Critics will raise Olmstead v. L.C., the 1999 Supreme Court decision holding that people with disabilities have the right to live in the most integrated setting appropriate to their needs. They are right to raise it and this plan is built to respect it. No one is committed for being poor, unpopular or inconvenient. Long term commitment would require two independent clinical evaluations and a judge's finding. By clear and convincing evidence that a person cannot safely live on their own. Placement would be reviewed every six months medically and every year by a court. And the goal in every case is to move people toward the least restrictive setting they can safely handle. Not to lock anyone away and forget them. Integration is the aim. Care is the floor.
The Human Cost of Doing Nothing
We already know the price of inaction. Because we keep paying it. When a young woman named Iryna Zarutska was killed on a Charlotte train. The homeless man charged had a long history of severe mental illness and a record the system already knew about. With nowhere to go but the street. The failure was not that we lacked a way to punish him afterward. The failure was that a person in obvious crisis was left untreated until tragedy was the only outcome left. Punishment after the fact is not a mental health policy. It is the absence of one.
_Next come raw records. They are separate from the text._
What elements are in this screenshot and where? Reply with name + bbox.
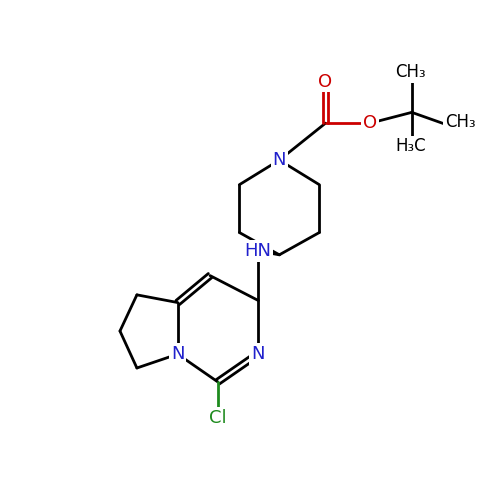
- Text: N: N: [251, 345, 264, 363]
- Text: O: O: [363, 114, 378, 132]
- Text: N: N: [272, 151, 286, 169]
- Text: CH₃: CH₃: [445, 112, 476, 130]
- Text: Cl: Cl: [209, 409, 226, 427]
- Text: O: O: [318, 72, 332, 90]
- Text: N: N: [171, 345, 184, 363]
- Text: H₃C: H₃C: [395, 137, 426, 155]
- Text: HN: HN: [244, 242, 272, 260]
- Text: CH₃: CH₃: [395, 64, 426, 82]
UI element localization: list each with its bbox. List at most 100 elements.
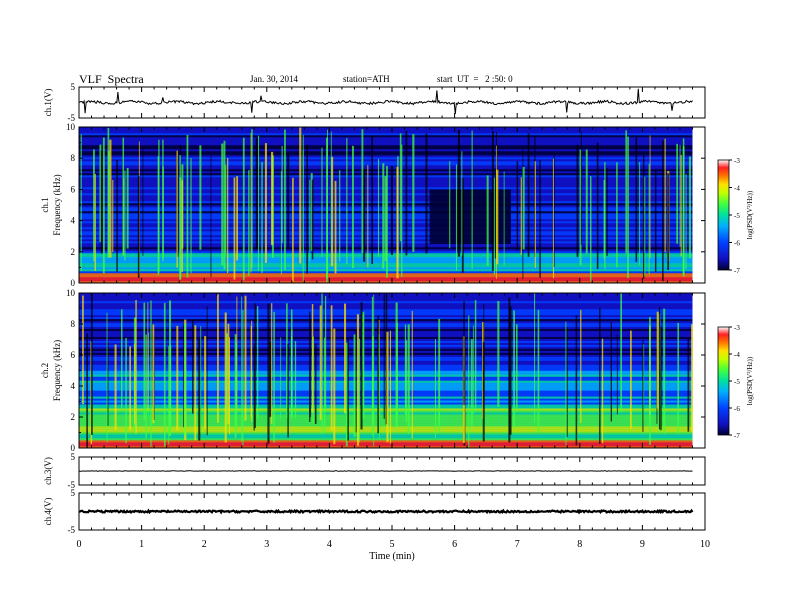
sferic-streak xyxy=(382,163,385,269)
sferic-streak xyxy=(112,179,114,253)
y-tick-label: -5 xyxy=(68,525,76,535)
sferic-streak xyxy=(434,339,437,438)
sferic-streak xyxy=(604,161,606,269)
sferic-streak xyxy=(367,165,369,268)
sferic-streak xyxy=(599,308,601,444)
sferic-streak xyxy=(565,321,567,446)
sferic-streak xyxy=(306,144,308,274)
sferic-streak xyxy=(162,166,164,259)
sferic-streak xyxy=(233,177,236,280)
spectrogram-band xyxy=(79,271,693,274)
sferic-streak xyxy=(457,130,460,257)
spectrogram-band xyxy=(79,279,693,282)
sferic-streak xyxy=(199,145,202,250)
sferic-streak xyxy=(200,326,202,432)
sferic-streak xyxy=(384,175,387,262)
sferic-streak xyxy=(125,338,127,444)
sferic-streak xyxy=(152,324,155,424)
sferic-streak xyxy=(244,295,247,421)
spectrogram-band xyxy=(79,432,693,435)
sferic-streak xyxy=(134,343,135,424)
sferic-streak xyxy=(373,294,375,447)
sferic-streak xyxy=(299,127,302,264)
spectrogram-band xyxy=(79,145,693,148)
sferic-streak xyxy=(224,164,227,254)
sferic-streak xyxy=(508,297,511,443)
sferic-streak xyxy=(194,325,197,441)
colorbar-tick-label: -3 xyxy=(734,324,740,332)
sferic-streak xyxy=(620,293,623,412)
sferic-streak xyxy=(210,155,212,278)
colorbar-tick-label: -3 xyxy=(734,157,740,165)
y-tick-label: 5 xyxy=(71,452,76,462)
sferic-streak xyxy=(585,149,588,254)
x-tick-label: 0 xyxy=(77,539,82,550)
spectrogram-band xyxy=(79,171,693,174)
chart-title: VLF Spectra xyxy=(79,72,144,86)
sferic-streak xyxy=(361,129,364,254)
spectrogram-band xyxy=(79,153,693,156)
spectrogram-band xyxy=(79,428,693,431)
spectrogram-band xyxy=(79,261,693,264)
spectrogram-band xyxy=(79,133,693,136)
sferic-streak xyxy=(625,130,627,254)
ch1-waveform-trace xyxy=(78,88,693,115)
sferic-streak xyxy=(656,311,659,409)
sferic-streak xyxy=(497,300,500,407)
sferic-streak xyxy=(280,171,282,275)
sferic-streak xyxy=(643,176,646,277)
sferic-streak xyxy=(390,165,393,255)
colorbar-tick-label: -6 xyxy=(734,240,740,248)
sferic-streak xyxy=(250,133,252,273)
sferic-streak xyxy=(534,161,536,268)
spectrogram-band xyxy=(79,265,693,268)
y-tick-label: 4 xyxy=(71,216,76,226)
sferic-streak xyxy=(114,344,117,430)
sferic-streak xyxy=(255,137,258,250)
sferic-streak xyxy=(579,149,582,266)
x-tick-label: 4 xyxy=(327,539,332,550)
spectrogram-band xyxy=(79,434,693,437)
x-tick-label: 1 xyxy=(139,539,144,550)
sferic-streak xyxy=(372,336,374,424)
sferic-streak xyxy=(242,137,245,281)
sferic-streak xyxy=(351,145,354,269)
sferic-streak xyxy=(311,179,314,260)
sferic-streak xyxy=(169,300,172,437)
colorbar-tick-label: -4 xyxy=(734,185,740,193)
sferic-streak xyxy=(486,175,489,266)
y-tick-label: 10 xyxy=(66,122,76,132)
spectrogram-band xyxy=(79,438,693,441)
sferic-streak xyxy=(225,333,228,432)
sferic-streak xyxy=(491,131,494,272)
channel-label: ch.2 xyxy=(40,363,50,378)
y-tick-label: 4 xyxy=(71,381,76,391)
sferic-streak xyxy=(319,305,322,420)
sferic-streak xyxy=(616,162,618,268)
spectrogram-band xyxy=(79,273,693,276)
colorbar-tick-label: -5 xyxy=(734,378,740,386)
spectrogram-band xyxy=(79,143,693,146)
x-tick-label: 5 xyxy=(390,539,395,550)
sferic-streak xyxy=(522,166,525,250)
sferic-streak xyxy=(358,338,361,443)
sferic-streak xyxy=(386,331,389,443)
sferic-streak xyxy=(224,312,227,443)
sferic-streak xyxy=(404,324,407,416)
spectrogram-band xyxy=(79,165,693,168)
sferic-streak xyxy=(257,135,260,271)
sferic-streak xyxy=(271,303,273,424)
spectrogram-band xyxy=(79,446,693,449)
sferic-streak xyxy=(192,319,194,414)
sferic-streak xyxy=(344,303,347,414)
spectrogram-ch1-spectrogram xyxy=(79,127,693,284)
sferic-streak xyxy=(242,309,244,446)
sferic-streak xyxy=(355,330,357,433)
sferic-streak xyxy=(267,303,270,444)
sferic-streak xyxy=(654,169,657,272)
sferic-streak xyxy=(493,177,496,275)
sferic-streak xyxy=(287,153,290,249)
sferic-streak xyxy=(687,338,690,432)
sferic-streak xyxy=(658,306,661,430)
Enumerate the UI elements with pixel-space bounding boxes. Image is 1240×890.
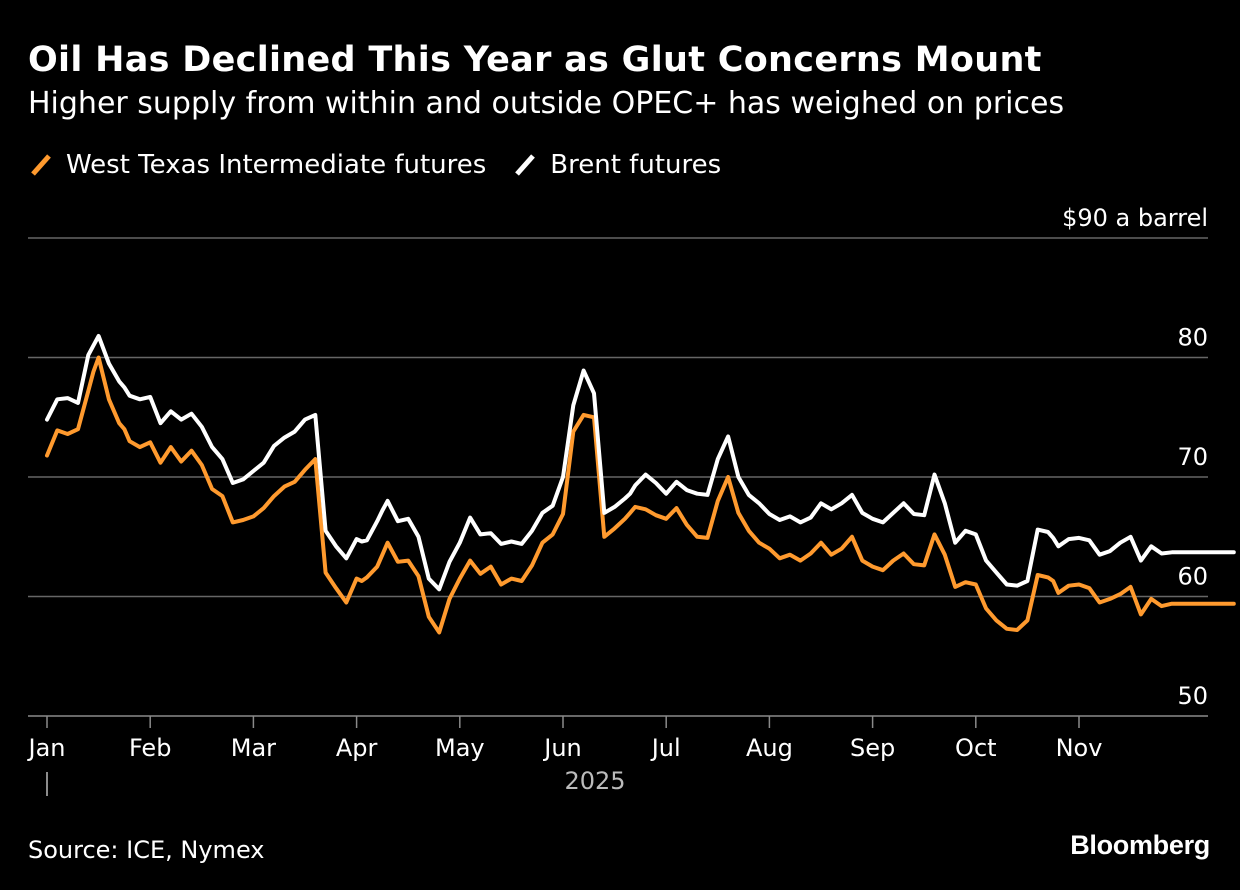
legend: West Texas Intermediate futures Brent fu… bbox=[28, 150, 747, 180]
year-label: 2025 bbox=[564, 767, 625, 795]
wti-legend-swatch-icon bbox=[31, 154, 51, 176]
series-line-brent bbox=[45, 334, 1236, 592]
x-tick-label-may: May bbox=[435, 734, 485, 762]
legend-item-brent: Brent futures bbox=[512, 150, 721, 180]
chart-subtitle: Higher supply from within and outside OP… bbox=[28, 86, 1065, 121]
bloomberg-logo: Bloomberg bbox=[1070, 830, 1210, 860]
x-tick-label-sep: Sep bbox=[850, 734, 895, 762]
y-tick-label-70: 70 bbox=[1177, 443, 1208, 471]
chart-title: Oil Has Declined This Year as Glut Conce… bbox=[28, 40, 1042, 80]
x-tick-label-nov: Nov bbox=[1056, 734, 1103, 762]
x-tick-label-feb: Feb bbox=[129, 734, 172, 762]
y-tick-label-60: 60 bbox=[1177, 563, 1208, 591]
x-tick-label-jan: Jan bbox=[27, 734, 66, 762]
x-tick-label-aug: Aug bbox=[746, 734, 793, 762]
y-tick-label-90: $90 a barrel bbox=[1062, 204, 1208, 232]
series-line-wti bbox=[45, 355, 1236, 635]
legend-item-wti: West Texas Intermediate futures bbox=[28, 150, 486, 180]
y-tick-label-80: 80 bbox=[1177, 324, 1208, 352]
brent-legend-swatch-icon bbox=[515, 154, 536, 176]
y-tick-label-50: 50 bbox=[1177, 682, 1208, 710]
x-tick-label-jun: Jun bbox=[542, 734, 582, 762]
x-tick-label-apr: Apr bbox=[336, 734, 378, 762]
legend-label-brent: Brent futures bbox=[550, 150, 722, 180]
source-note: Source: ICE, Nymex bbox=[28, 836, 265, 864]
x-tick-label-mar: Mar bbox=[231, 734, 276, 762]
legend-label-wti: West Texas Intermediate futures bbox=[66, 150, 487, 180]
x-tick-label-jul: Jul bbox=[650, 734, 681, 762]
x-tick-label-oct: Oct bbox=[955, 734, 997, 762]
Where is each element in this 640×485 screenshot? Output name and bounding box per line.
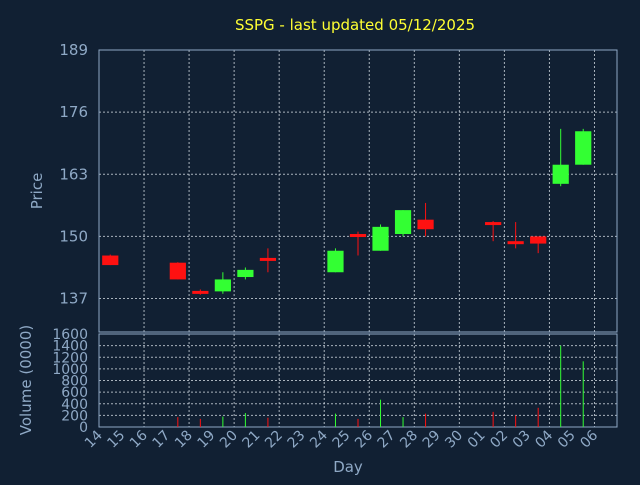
day-tick-label: 29 <box>420 428 444 452</box>
candle-body <box>552 164 569 184</box>
price-tick-label: 137 <box>59 290 88 308</box>
volume-tick-label: 600 <box>61 385 88 401</box>
price-tick-label: 189 <box>59 41 88 59</box>
day-tick-label: 25 <box>330 428 354 452</box>
day-tick-label: 28 <box>397 428 421 452</box>
chart-title: SSPG - last updated 05/12/2025 <box>235 16 475 34</box>
day-tick-label: 01 <box>465 428 489 452</box>
candle-body <box>530 236 547 244</box>
price-tick-label: 163 <box>59 165 88 183</box>
candle-body <box>507 241 524 245</box>
day-tick-label: 22 <box>262 428 286 452</box>
volume-tick-label: 1400 <box>52 339 88 355</box>
candle-body <box>169 262 186 280</box>
candle-body <box>237 269 254 278</box>
volume-tick-label: 0 <box>79 420 88 436</box>
price-tick-label: 176 <box>59 103 88 121</box>
volume-tick-label: 1000 <box>52 362 88 378</box>
day-tick-label: 24 <box>307 427 331 451</box>
volume-tick-label: 200 <box>61 408 88 424</box>
day-tick-label: 03 <box>510 428 534 452</box>
day-tick-label: 26 <box>352 427 376 451</box>
day-tick-label: 23 <box>285 428 309 452</box>
candle-body <box>327 250 344 273</box>
candle-body <box>417 219 434 230</box>
day-tick-label: 05 <box>555 428 579 452</box>
price-axis-label: Price <box>28 173 46 210</box>
candle-body <box>349 234 367 238</box>
day-tick-label: 17 <box>149 428 173 452</box>
candle-body <box>575 131 592 165</box>
candle-body <box>485 222 502 226</box>
day-tick-label: 06 <box>577 427 601 451</box>
day-tick-label: 21 <box>240 428 264 452</box>
day-tick-label: 02 <box>487 428 511 452</box>
candle-body <box>214 279 231 292</box>
day-tick-label: 16 <box>127 427 151 451</box>
candle-body <box>259 257 277 261</box>
candle-body <box>394 210 412 235</box>
day-tick-label: 19 <box>195 428 219 452</box>
volume-tick-label: 1200 <box>52 350 88 366</box>
day-tick-label: 18 <box>172 428 196 452</box>
day-tick-label: 15 <box>104 428 128 452</box>
day-tick-label: 27 <box>375 428 399 452</box>
candle-body <box>102 255 119 266</box>
day-axis-label: Day <box>333 458 363 476</box>
volume-axis-label: Volume (0000) <box>17 325 35 435</box>
price-tick-label: 150 <box>59 227 88 245</box>
day-tick-label: 20 <box>217 428 241 452</box>
volume-tick-label: 1600 <box>52 327 88 343</box>
volume-tick-label: 400 <box>61 397 88 413</box>
day-tick-label: 30 <box>442 428 466 452</box>
volume-tick-label: 800 <box>61 374 88 390</box>
candle-body <box>192 290 209 294</box>
price-panel-frame <box>98 49 618 333</box>
day-tick-label: 04 <box>532 427 556 451</box>
candle-body <box>372 226 389 251</box>
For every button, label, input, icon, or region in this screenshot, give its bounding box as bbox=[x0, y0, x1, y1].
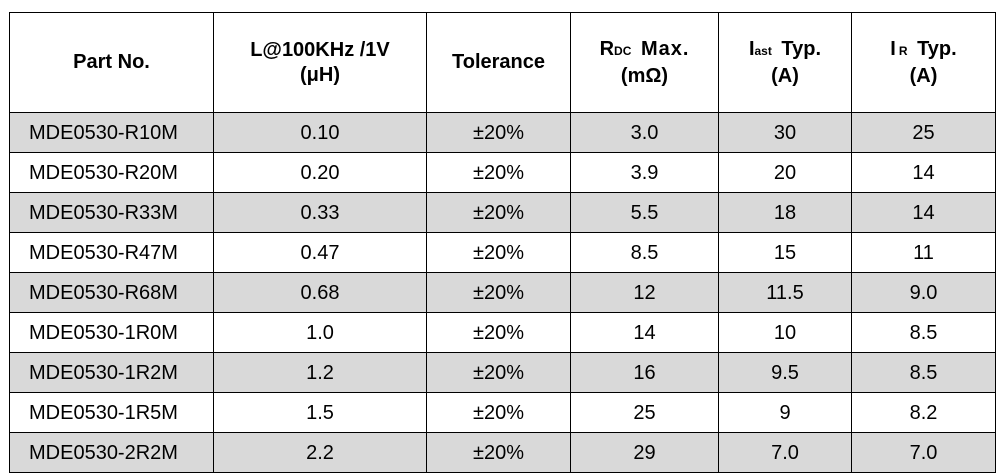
table-row: MDE0530-2R2M 2.2 ±20% 29 7.0 7.0 bbox=[9, 432, 996, 473]
header-rdc-symbol: R bbox=[599, 37, 615, 60]
cell-part-no: MDE0530-R10M bbox=[9, 112, 214, 153]
header-rdc-subscript: DC bbox=[614, 43, 632, 58]
header-ir-qualifier: Typ. bbox=[917, 37, 957, 60]
header-isat: Iast Typ. (A) bbox=[718, 12, 852, 113]
header-isat-symbol: I bbox=[748, 37, 755, 60]
table-row: MDE0530-1R2M 1.2 ±20% 16 9.5 8.5 bbox=[9, 352, 996, 393]
header-part-no-label: Part No. bbox=[73, 51, 150, 73]
cell-inductance: 1.0 bbox=[213, 312, 427, 353]
cell-tolerance: ±20% bbox=[426, 112, 571, 153]
table-body: MDE0530-R10M 0.10 ±20% 3.0 30 25 MDE0530-R20M 0… bbox=[9, 112, 996, 473]
cell-part-no: MDE0530-1R0M bbox=[9, 312, 214, 353]
cell-ir-typ: 9.0 bbox=[851, 272, 996, 313]
header-isat-unit: (A) bbox=[771, 64, 799, 87]
header-ir-unit: (A) bbox=[909, 64, 938, 87]
cell-ir-typ: 8.2 bbox=[851, 392, 996, 433]
cell-tolerance: ±20% bbox=[426, 232, 571, 273]
cell-ir-typ: 7.0 bbox=[851, 432, 996, 473]
cell-ir-typ: 8.5 bbox=[851, 352, 996, 393]
cell-rdc-max: 3.0 bbox=[570, 112, 719, 153]
header-inductance-unit: (μH) bbox=[300, 63, 340, 86]
cell-inductance: 0.68 bbox=[213, 272, 427, 313]
cell-rdc-max: 8.5 bbox=[570, 232, 719, 273]
cell-isat-typ: 9.5 bbox=[718, 352, 852, 393]
header-rdc-unit: (mΩ) bbox=[620, 64, 669, 87]
header-row: Part No. L@100KHz /1V (μH) Tolerance RDC… bbox=[9, 12, 996, 113]
cell-rdc-max: 14 bbox=[570, 312, 719, 353]
inductor-spec-table: Part No. L@100KHz /1V (μH) Tolerance RDC… bbox=[9, 12, 996, 473]
header-rdc: RDC Max. (mΩ) bbox=[570, 12, 719, 113]
header-ir-subscript: R bbox=[898, 43, 908, 58]
cell-tolerance: ±20% bbox=[426, 152, 571, 193]
header-tolerance-label: Tolerance bbox=[452, 51, 545, 73]
header-isat-subscript: ast bbox=[754, 43, 772, 58]
cell-tolerance: ±20% bbox=[426, 432, 571, 473]
cell-isat-typ: 11.5 bbox=[718, 272, 852, 313]
cell-inductance: 1.5 bbox=[213, 392, 427, 433]
cell-isat-typ: 10 bbox=[718, 312, 852, 353]
header-ir-symbol: I bbox=[890, 37, 896, 60]
table-row: MDE0530-R33M 0.33 ±20% 5.5 18 14 bbox=[9, 192, 996, 233]
cell-isat-typ: 9 bbox=[718, 392, 852, 433]
cell-part-no: MDE0530-R33M bbox=[9, 192, 214, 233]
cell-rdc-max: 3.9 bbox=[570, 152, 719, 193]
table-row: MDE0530-R20M 0.20 ±20% 3.9 20 14 bbox=[9, 152, 996, 193]
header-inductance: L@100KHz /1V (μH) bbox=[213, 12, 427, 113]
cell-tolerance: ±20% bbox=[426, 272, 571, 313]
cell-inductance: 2.2 bbox=[213, 432, 427, 473]
cell-part-no: MDE0530-R47M bbox=[9, 232, 214, 273]
cell-ir-typ: 25 bbox=[851, 112, 996, 153]
cell-part-no: MDE0530-R20M bbox=[9, 152, 214, 193]
cell-tolerance: ±20% bbox=[426, 392, 571, 433]
cell-isat-typ: 18 bbox=[718, 192, 852, 233]
cell-inductance: 0.20 bbox=[213, 152, 427, 193]
cell-tolerance: ±20% bbox=[426, 352, 571, 393]
header-isat-qualifier: Typ. bbox=[781, 37, 822, 60]
cell-ir-typ: 11 bbox=[851, 232, 996, 273]
cell-inductance: 0.47 bbox=[213, 232, 427, 273]
cell-isat-typ: 30 bbox=[718, 112, 852, 153]
cell-rdc-max: 12 bbox=[570, 272, 719, 313]
cell-tolerance: ±20% bbox=[426, 312, 571, 353]
table-row: MDE0530-R10M 0.10 ±20% 3.0 30 25 bbox=[9, 112, 996, 153]
cell-rdc-max: 5.5 bbox=[570, 192, 719, 233]
cell-part-no: MDE0530-1R2M bbox=[9, 352, 214, 393]
table-row: MDE0530-R47M 0.47 ±20% 8.5 15 11 bbox=[9, 232, 996, 273]
cell-isat-typ: 15 bbox=[718, 232, 852, 273]
cell-rdc-max: 16 bbox=[570, 352, 719, 393]
cell-part-no: MDE0530-2R2M bbox=[9, 432, 214, 473]
table-row: MDE0530-1R0M 1.0 ±20% 14 10 8.5 bbox=[9, 312, 996, 353]
cell-part-no: MDE0530-R68M bbox=[9, 272, 214, 313]
cell-rdc-max: 29 bbox=[570, 432, 719, 473]
cell-isat-typ: 7.0 bbox=[718, 432, 852, 473]
cell-ir-typ: 8.5 bbox=[851, 312, 996, 353]
table-row: MDE0530-R68M 0.68 ±20% 12 11.5 9.0 bbox=[9, 272, 996, 313]
cell-isat-typ: 20 bbox=[718, 152, 852, 193]
header-part-no: Part No. bbox=[9, 12, 214, 113]
cell-inductance: 0.33 bbox=[213, 192, 427, 233]
cell-rdc-max: 25 bbox=[570, 392, 719, 433]
header-inductance-label: L@100KHz /1V bbox=[250, 38, 390, 61]
table-row: MDE0530-1R5M 1.5 ±20% 25 9 8.2 bbox=[9, 392, 996, 433]
cell-inductance: 0.10 bbox=[213, 112, 427, 153]
cell-ir-typ: 14 bbox=[851, 152, 996, 193]
cell-ir-typ: 14 bbox=[851, 192, 996, 233]
header-rdc-qualifier: Max. bbox=[640, 37, 690, 60]
cell-tolerance: ±20% bbox=[426, 192, 571, 233]
cell-part-no: MDE0530-1R5M bbox=[9, 392, 214, 433]
header-tolerance: Tolerance bbox=[426, 12, 571, 113]
cell-inductance: 1.2 bbox=[213, 352, 427, 393]
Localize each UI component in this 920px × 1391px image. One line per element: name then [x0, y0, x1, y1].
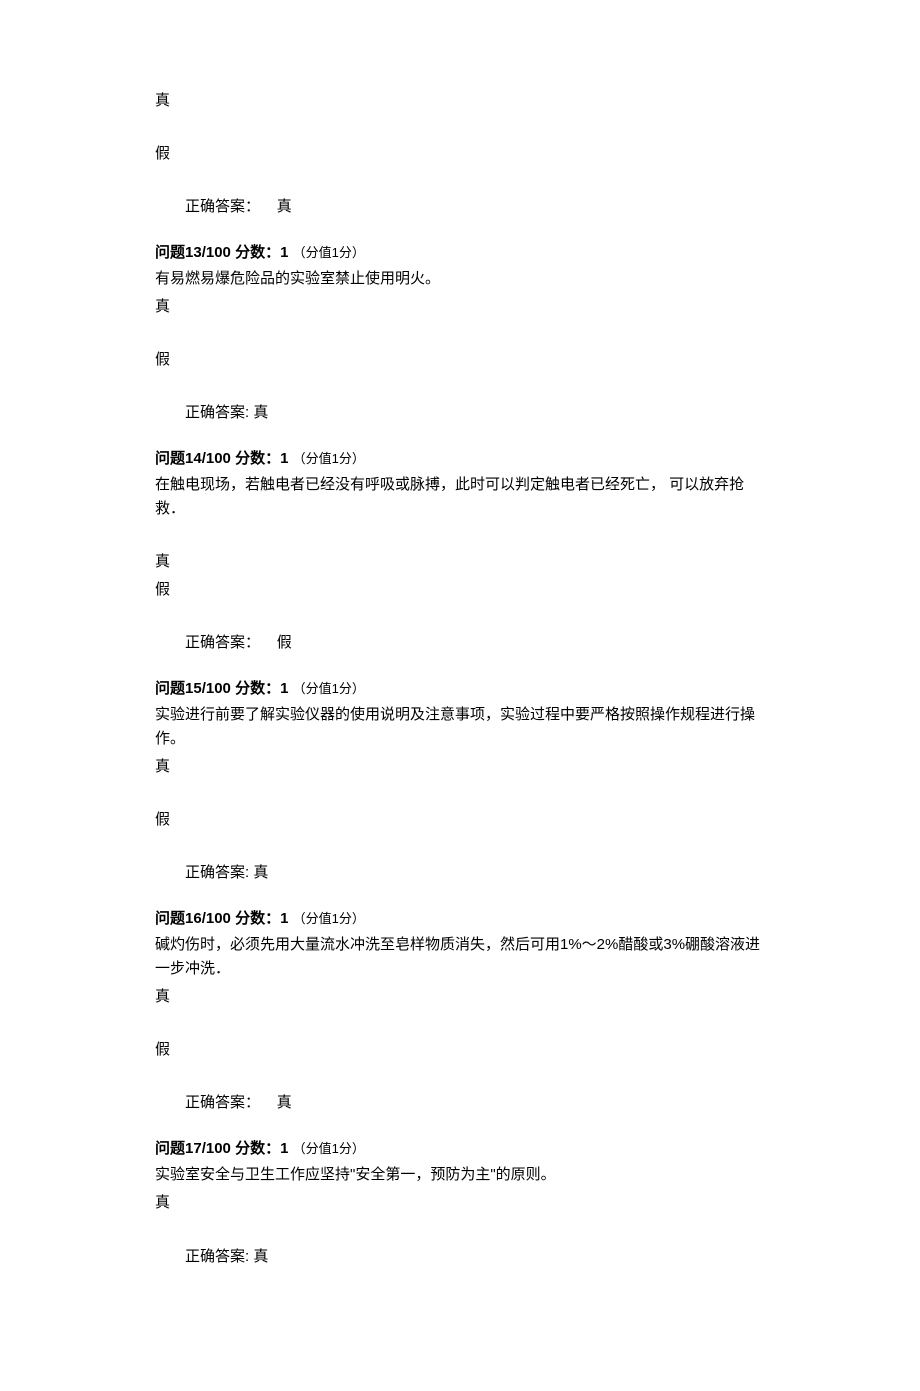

And the victims are not only strangers on a train. The people we abandon on the street are preyed upon themselves. Homeless women with mental illness are assaulted and trafficked. Often unable to report what is done to them. We cannot call ourselves compassionate while leaving the most vulnerable among us to be hurt and to die in plain sight. You can read more in Streets Are the New Asylums.
The Legislation
To make this real I have drafted two pieces of model legislation. The federal Homeless Recovery and Rehabilitation Act, and a companion State Mental Health Restoration and Oversight Act. Since states control the civil commitment laws this depends on. The core of it. Classify people by primary cause at intake. Addiction, mental illness or economic hardship. And place them accordingly. Set real standards for secure rehabilitation and long term mental health facilities. Sited responsibly and inspected on a fixed schedule. Tie federal dollars to measurable results. Fewer overdoses, more completed treatment, less repeat homelessness. And offer states a construction match to build compliant facilities. Paid substantially by redirecting the HUD and HHS money we are already spending without results. And stand up a national oversight board, with law enforcement, treatment providers. And charities at the table to keep the whole system honest.
Read the full draft legislation here.
The Choice
Homelessness is three crises not one. It will take three honest responses. Real treatment for addiction, real care for mental illness and a real hand up for the people who just need one. Compassion and accountability are not opposites. They are the same thing done right.
As Hubert Humphrey put it, the moral test of a government is how it treats those in the dawn of life, the children, those in the twilight of life, the aged and those in the shadows of life, the sick, the needy and the handicapped. Right now we are failing that test on a sidewalk near you. I am running to change that.